Lisant cela, j'ai eu la sensation d'être percutée. Un choc. Rien ne pourrait sonner plus vrai. Hier et aujourd'hui se confondent. C'est dans la préface écrite par le brillant historien, Gérard Noiriel, que nous nous retrouvons face à face avec ce texte. C'est à la fois un cadeau et une désolation.
De la IIIème République, hormis des écrivains, je ne connaissais rien. L'affaire Dreyfus, bien sûr que je la connaissais mais pas tant que cela, finalement. Chaque mot, chaque signe du titre d'@Un antisémitisme républicain ? La presse radicale du Sud-Ouest dans le contexte de l'affaire Dreyfus est porteur de sens et tout de suite, avec « Un antisémitisme républicain ? », nous sommes face à la plus énorme des contradictions, celle qu'il est si difficile de croire et de comprendre. C'est le coeur des recherches de @Solange de Fréminville et nous aussi, nous avons envie de comprendre. Je ne sais plus qui a souligné qu'antisémitisme républicain était un oxymore. C'est tellement vrai. Alors, pourquoi ?
Le prisme de recherche choisi par @Solange de Fréminville est social. La IIIème République a connu de grandes crises mais c'est elle aussi qui a acté la liberté de la presse et également permis aux classes populaires de s'exprimer en politique par le vote. Pour la première fois, on va prendre en compte les voix d'ouvriers et de travailleurs, des villes ou des champs. Désormais, ceux-ci font partie du paysage électoral. Sociologiquement, c'est fort et passionnant.
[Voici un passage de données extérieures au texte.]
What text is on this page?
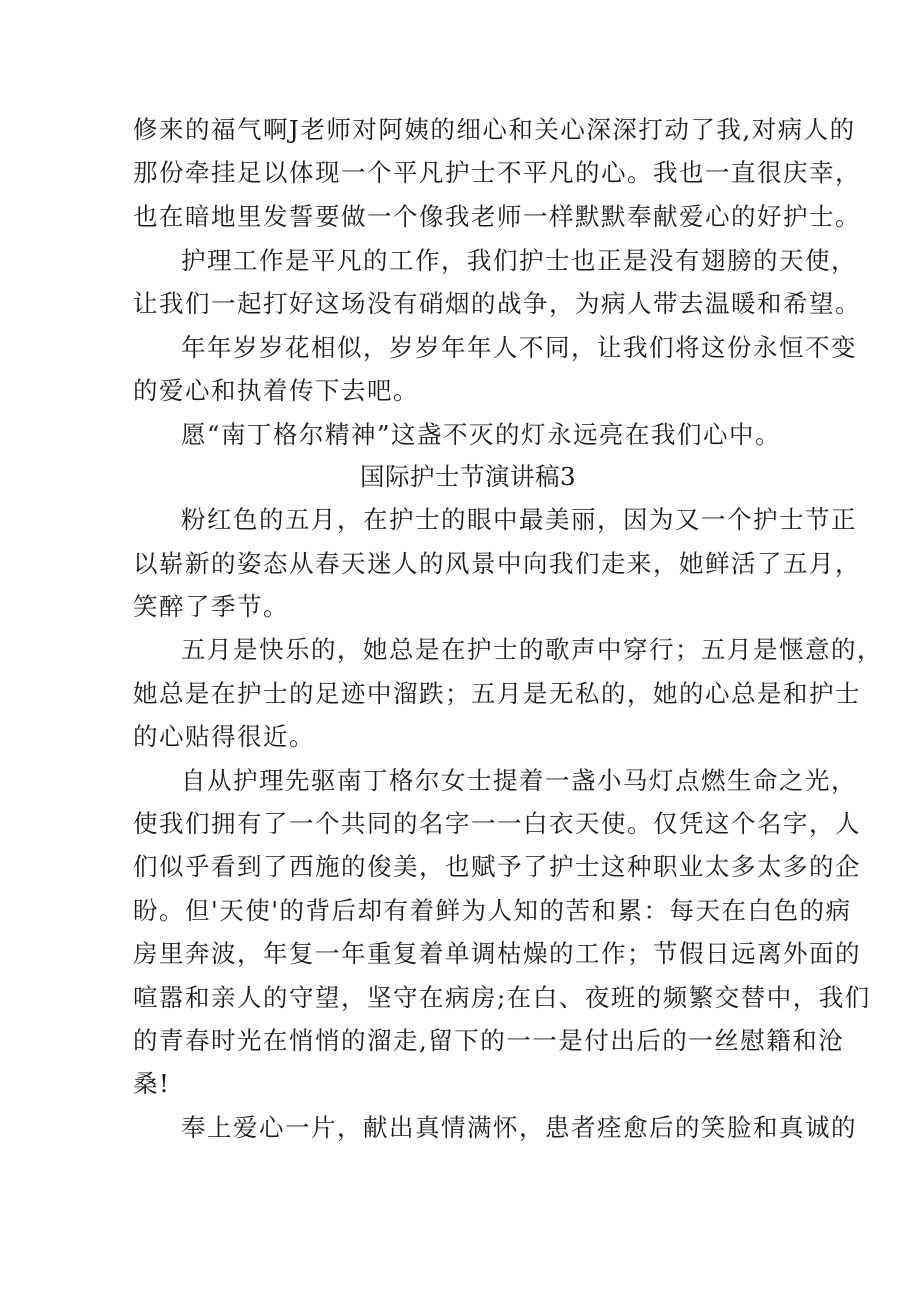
修来的福气啊J老师对阿姨的细心和关心深深打动了我,对病人的
那份牵挂足以体现一个平凡护士不平凡的心。我也一直很庆幸，
也在暗地里发誓要做一个像我老师一样默默奉献爱心的好护士。
护理工作是平凡的工作，我们护士也正是没有翅膀的天使，
让我们一起打好这场没有硝烟的战争，为病人带去温暖和希望。
年年岁岁花相似，岁岁年年人不同，让我们将这份永恒不变
的爱心和执着传下去吧。
愿“南丁格尔精神”这盏不灭的灯永远亮在我们心中。
国际护士节演讲稿3
粉红色的五月，在护士的眼中最美丽，因为又一个护士节正
以崭新的姿态从春天迷人的风景中向我们走来，她鲜活了五月，
笑醉了季节。
五月是快乐的，她总是在护士的歌声中穿行；五月是惬意的，
她总是在护士的足迹中溜跌；五月是无私的，她的心总是和护士
的心贴得很近。
自从护理先驱南丁格尔女士提着一盏小马灯点燃生命之光，
使我们拥有了一个共同的名字一一白衣天使。仅凭这个名字，人
们似乎看到了西施的俊美，也赋予了护士这种职业太多太多的企
盼。但'天使'的背后却有着鲜为人知的苦和累：每天在白色的病
房里奔波，年复一年重复着单调枯燥的工作；节假日远离外面的
喧嚣和亲人的守望，坚守在病房;在白、夜班的频繁交替中，我们
的青春时光在悄悄的溜走,留下的一一是付出后的一丝慰籍和沧
桑!
奉上爱心一片，献出真情满怀，患者痊愈后的笑脸和真诚的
La révolution industrielle a bousculé la société comme jamais auparavant. La presse a drastiquement changé elle aussi. Les progrès techniques ont fait exploser la diffusion des journaux et leur diversification.
Dans le moindre recoin de France, chacun peut désormais lire « son » quotidien ; lequel quotidien, après avoir donné des nouvelles locales et régionales, informe de la vie politique nationale, selon sa sensibilité politique. Les journalistes commentent, interprètent et tous sont capable d'inventer ou de monter en épingle le moindre fait-divers. S'il est question d'une victime, il faut faire en sorte que le lecteur puisse s'y identifier. C'est l'émotion qui compte et non la réflexion. Il faut aller vite et faire en sorte que le lecteur ne se lasse pas. C'est aussi le début des scoops et des reportages. La presse, libre mais non régulée, permet tous les propos, fussent-ils mensongers ou diffamatoires. On peut donc travestir les affaires selon son orientation politique et y glisser ses opinions en utilisant tous les moyens pourvu qu'ils soient efficaces. Pour être plus proche des lecteurs, le vocabulaire est simplifié. Pour « taper fort », on va abuser de préjugés et de stéréotypes qui ne permettent pas le raisonnement. Il faut augmenter le nombre de tirages. Argent et pouvoir. Médias de masse et politique. Cela ressemble bien à du formatage de citoyen.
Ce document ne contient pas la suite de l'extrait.